Bellatrix-Tiny-1B-v2, developed by prithivMLmods, is a 1 billion parameter auto-regressive language model built on an optimized transformer architecture. It is specifically designed for reasoning-based tasks, having been instruction-tuned using Supervised Fine-Tuning (SFT) and Reinforcement Learning with Human Feedback (RLHF) on the QWQ synthetic dataset.

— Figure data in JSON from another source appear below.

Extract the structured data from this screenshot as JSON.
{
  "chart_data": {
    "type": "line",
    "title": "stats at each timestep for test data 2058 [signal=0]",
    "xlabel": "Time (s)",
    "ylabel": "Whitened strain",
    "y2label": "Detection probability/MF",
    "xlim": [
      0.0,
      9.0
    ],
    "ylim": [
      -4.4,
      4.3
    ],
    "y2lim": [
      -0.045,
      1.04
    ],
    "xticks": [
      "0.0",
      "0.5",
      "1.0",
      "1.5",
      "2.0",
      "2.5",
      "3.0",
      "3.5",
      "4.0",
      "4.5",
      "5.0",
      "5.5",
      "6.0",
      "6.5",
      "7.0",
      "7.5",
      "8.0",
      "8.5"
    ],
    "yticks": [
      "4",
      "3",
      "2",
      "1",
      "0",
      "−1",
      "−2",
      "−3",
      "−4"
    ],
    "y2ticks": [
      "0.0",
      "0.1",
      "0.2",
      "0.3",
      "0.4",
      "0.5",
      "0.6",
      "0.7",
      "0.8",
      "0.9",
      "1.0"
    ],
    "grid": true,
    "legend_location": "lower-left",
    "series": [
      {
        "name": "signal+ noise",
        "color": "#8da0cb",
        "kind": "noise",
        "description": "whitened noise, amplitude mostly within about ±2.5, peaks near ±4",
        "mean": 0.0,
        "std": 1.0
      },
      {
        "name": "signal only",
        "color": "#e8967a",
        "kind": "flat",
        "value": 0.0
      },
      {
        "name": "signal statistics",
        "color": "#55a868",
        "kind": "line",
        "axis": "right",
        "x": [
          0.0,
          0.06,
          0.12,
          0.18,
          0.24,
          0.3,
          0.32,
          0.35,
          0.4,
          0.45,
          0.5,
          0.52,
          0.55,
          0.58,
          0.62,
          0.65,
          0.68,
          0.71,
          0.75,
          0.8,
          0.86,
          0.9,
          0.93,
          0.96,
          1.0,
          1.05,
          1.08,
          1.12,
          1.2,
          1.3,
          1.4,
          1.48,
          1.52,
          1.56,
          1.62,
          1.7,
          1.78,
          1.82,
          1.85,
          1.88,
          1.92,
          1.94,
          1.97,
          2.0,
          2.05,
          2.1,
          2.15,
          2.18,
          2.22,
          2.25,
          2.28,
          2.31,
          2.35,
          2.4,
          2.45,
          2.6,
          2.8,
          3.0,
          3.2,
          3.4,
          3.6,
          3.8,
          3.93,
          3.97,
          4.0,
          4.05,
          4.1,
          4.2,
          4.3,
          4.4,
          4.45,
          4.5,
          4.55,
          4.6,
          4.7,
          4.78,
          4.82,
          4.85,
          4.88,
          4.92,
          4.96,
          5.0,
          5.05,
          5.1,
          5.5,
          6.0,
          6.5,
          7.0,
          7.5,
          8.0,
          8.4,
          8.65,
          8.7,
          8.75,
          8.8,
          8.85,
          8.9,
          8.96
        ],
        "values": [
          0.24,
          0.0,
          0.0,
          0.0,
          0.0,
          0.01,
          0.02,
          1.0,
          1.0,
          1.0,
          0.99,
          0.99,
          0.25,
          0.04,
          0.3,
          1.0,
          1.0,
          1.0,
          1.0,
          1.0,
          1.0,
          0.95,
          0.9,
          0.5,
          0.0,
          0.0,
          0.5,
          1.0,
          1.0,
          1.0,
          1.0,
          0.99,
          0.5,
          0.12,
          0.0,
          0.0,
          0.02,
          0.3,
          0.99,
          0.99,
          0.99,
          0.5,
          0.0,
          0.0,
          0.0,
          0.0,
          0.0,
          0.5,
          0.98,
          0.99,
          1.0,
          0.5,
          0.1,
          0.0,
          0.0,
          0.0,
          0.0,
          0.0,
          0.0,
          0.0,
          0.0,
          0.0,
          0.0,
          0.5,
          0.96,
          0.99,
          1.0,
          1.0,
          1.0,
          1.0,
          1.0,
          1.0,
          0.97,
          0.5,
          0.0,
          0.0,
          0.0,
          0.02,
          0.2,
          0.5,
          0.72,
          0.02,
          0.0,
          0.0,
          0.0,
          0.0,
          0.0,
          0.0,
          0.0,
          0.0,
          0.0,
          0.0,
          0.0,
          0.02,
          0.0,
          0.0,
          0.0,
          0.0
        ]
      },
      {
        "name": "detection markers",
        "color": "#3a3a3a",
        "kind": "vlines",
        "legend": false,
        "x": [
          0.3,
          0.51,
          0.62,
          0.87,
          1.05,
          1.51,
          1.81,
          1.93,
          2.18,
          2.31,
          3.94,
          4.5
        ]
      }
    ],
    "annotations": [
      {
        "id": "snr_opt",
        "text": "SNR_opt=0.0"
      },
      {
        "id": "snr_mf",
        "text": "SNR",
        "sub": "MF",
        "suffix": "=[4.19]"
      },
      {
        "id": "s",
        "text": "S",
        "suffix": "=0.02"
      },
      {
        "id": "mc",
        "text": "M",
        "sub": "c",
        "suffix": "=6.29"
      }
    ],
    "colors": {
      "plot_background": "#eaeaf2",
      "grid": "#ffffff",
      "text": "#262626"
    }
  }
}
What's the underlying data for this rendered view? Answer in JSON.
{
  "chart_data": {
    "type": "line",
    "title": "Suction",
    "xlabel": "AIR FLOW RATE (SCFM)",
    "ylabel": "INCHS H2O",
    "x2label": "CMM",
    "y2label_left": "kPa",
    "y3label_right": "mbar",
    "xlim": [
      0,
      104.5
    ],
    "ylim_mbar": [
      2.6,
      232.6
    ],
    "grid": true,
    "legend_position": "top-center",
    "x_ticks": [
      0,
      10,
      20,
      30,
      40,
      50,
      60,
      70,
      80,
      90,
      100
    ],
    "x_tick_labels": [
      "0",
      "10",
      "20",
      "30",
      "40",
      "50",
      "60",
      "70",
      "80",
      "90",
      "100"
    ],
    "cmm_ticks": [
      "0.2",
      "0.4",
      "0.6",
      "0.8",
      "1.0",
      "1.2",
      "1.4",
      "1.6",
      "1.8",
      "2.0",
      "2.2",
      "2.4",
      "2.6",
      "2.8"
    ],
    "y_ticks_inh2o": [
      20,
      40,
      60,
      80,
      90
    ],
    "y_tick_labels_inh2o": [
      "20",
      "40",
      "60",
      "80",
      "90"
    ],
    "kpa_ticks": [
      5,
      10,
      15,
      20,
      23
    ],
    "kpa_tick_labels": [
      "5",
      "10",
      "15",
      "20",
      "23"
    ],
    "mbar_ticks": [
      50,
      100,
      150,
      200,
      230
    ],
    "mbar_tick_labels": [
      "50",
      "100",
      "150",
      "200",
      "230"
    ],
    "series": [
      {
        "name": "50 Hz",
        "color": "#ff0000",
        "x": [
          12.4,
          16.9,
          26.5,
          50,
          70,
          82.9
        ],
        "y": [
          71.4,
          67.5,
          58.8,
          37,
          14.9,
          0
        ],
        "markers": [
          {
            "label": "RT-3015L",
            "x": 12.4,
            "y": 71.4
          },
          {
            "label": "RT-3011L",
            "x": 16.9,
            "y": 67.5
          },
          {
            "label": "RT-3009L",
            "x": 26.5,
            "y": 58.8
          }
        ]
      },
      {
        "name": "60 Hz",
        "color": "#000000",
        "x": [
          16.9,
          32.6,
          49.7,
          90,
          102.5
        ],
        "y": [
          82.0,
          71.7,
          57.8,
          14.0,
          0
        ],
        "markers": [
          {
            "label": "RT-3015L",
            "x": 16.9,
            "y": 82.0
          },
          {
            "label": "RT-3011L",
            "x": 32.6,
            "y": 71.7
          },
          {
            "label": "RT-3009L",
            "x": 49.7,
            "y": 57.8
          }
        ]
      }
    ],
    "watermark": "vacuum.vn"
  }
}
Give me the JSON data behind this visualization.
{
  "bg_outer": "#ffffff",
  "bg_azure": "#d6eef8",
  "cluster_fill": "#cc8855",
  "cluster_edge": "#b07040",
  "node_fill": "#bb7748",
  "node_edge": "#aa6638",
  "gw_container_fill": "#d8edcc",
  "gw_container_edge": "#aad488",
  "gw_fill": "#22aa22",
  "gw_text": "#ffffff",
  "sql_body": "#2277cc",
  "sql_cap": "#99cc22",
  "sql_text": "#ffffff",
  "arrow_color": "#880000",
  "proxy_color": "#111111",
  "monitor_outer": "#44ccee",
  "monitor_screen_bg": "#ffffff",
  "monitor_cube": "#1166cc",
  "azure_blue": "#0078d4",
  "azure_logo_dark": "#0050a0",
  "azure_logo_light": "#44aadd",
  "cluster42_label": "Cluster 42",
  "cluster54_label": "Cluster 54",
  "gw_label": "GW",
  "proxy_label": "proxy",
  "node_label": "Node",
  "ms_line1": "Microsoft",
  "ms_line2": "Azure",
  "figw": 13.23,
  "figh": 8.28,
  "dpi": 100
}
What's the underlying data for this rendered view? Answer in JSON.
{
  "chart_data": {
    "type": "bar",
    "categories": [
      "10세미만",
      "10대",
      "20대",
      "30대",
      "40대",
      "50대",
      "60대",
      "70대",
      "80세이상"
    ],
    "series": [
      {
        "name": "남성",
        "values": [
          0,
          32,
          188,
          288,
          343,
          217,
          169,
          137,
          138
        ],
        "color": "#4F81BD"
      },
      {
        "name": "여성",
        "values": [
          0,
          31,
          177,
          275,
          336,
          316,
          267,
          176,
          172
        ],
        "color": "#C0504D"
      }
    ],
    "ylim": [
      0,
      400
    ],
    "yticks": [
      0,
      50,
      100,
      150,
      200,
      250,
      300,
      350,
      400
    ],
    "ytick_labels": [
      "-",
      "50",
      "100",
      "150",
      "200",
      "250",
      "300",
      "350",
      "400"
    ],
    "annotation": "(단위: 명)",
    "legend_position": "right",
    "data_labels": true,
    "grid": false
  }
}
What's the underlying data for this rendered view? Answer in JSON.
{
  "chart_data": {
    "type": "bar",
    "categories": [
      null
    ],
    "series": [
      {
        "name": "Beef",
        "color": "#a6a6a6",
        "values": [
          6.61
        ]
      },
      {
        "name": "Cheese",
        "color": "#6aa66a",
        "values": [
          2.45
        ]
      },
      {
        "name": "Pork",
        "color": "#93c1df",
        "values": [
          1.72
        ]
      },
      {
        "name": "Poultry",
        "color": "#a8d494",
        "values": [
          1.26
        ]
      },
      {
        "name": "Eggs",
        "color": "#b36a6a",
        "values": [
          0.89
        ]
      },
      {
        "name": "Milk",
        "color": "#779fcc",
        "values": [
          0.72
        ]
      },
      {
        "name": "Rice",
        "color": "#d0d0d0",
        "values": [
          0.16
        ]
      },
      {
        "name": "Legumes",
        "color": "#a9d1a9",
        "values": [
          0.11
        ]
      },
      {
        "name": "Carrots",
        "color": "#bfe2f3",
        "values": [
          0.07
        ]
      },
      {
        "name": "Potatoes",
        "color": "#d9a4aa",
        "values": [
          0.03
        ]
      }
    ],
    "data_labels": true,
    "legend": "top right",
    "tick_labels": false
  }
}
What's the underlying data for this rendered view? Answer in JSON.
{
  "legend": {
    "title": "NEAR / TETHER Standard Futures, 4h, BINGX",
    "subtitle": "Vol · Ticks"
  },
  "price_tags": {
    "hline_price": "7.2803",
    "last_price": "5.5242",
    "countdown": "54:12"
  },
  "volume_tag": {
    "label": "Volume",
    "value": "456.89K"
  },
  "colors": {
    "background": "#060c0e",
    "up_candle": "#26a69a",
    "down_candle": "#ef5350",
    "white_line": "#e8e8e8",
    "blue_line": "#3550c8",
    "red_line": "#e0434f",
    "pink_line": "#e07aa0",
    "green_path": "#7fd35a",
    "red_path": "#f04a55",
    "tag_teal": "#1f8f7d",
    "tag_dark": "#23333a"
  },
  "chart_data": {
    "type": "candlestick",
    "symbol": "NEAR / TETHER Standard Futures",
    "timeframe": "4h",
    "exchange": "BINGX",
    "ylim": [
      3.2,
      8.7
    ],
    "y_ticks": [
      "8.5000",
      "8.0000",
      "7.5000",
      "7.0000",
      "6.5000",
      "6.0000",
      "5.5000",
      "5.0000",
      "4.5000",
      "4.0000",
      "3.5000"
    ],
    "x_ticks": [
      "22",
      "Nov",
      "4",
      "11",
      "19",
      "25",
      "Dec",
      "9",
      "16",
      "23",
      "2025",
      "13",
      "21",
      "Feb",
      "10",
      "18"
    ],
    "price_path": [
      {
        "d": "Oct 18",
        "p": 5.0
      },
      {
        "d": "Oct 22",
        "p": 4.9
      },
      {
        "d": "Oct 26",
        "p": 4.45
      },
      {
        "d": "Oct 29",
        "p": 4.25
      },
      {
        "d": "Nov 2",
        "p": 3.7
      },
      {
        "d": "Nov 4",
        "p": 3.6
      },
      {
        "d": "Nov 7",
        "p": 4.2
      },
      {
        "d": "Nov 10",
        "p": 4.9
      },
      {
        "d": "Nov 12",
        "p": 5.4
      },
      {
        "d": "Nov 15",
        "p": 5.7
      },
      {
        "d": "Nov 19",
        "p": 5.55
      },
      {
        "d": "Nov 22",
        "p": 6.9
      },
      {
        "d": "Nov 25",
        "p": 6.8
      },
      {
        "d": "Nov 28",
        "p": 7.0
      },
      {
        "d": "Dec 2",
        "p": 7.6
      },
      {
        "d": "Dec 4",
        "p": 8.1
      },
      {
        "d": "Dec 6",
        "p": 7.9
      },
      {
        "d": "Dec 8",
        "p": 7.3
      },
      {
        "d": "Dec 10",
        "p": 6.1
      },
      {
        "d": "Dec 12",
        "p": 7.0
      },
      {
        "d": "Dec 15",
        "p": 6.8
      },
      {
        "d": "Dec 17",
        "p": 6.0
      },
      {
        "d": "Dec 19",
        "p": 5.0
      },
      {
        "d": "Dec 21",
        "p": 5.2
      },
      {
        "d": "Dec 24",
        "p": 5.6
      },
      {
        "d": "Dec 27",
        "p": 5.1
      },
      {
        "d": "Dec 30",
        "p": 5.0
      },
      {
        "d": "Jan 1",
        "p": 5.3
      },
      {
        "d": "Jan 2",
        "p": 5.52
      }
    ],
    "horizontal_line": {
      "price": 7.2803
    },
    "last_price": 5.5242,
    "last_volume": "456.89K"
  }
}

The model demonstrates strong performance in multilingual dialogue scenarios, often surpassing other open-source options.

Key Capabilities

  • Multilingual Dialogue: Optimized for conversations across multiple languages.
  • Agentic Retrieval: Facilitates intelligent information retrieval within dialogue systems.
  • Summarization: Efficiently condenses large texts into concise summaries.
  • Instruction Following: Capable of adhering to complex, context-aware instructions to generate precise outputs.

Intended Use Cases

  • Agentic Retrieval Systems: For intelligent information fetching.
  • Text Summarization Tools: To create brief overviews of longer content.
  • Multilingual Chatbots and Assistants: Supporting diverse language interactions.
  • Instruction-Based Applications: Where precise, context-aware responses are critical.

Limitations

While versatile, Bellatrix-Tiny-1B-v2 has limitations including potential performance degradation on highly specialized datasets, dependence on training data quality, significant computational resource requirements for fine-tuning and inference, and varying language coverage.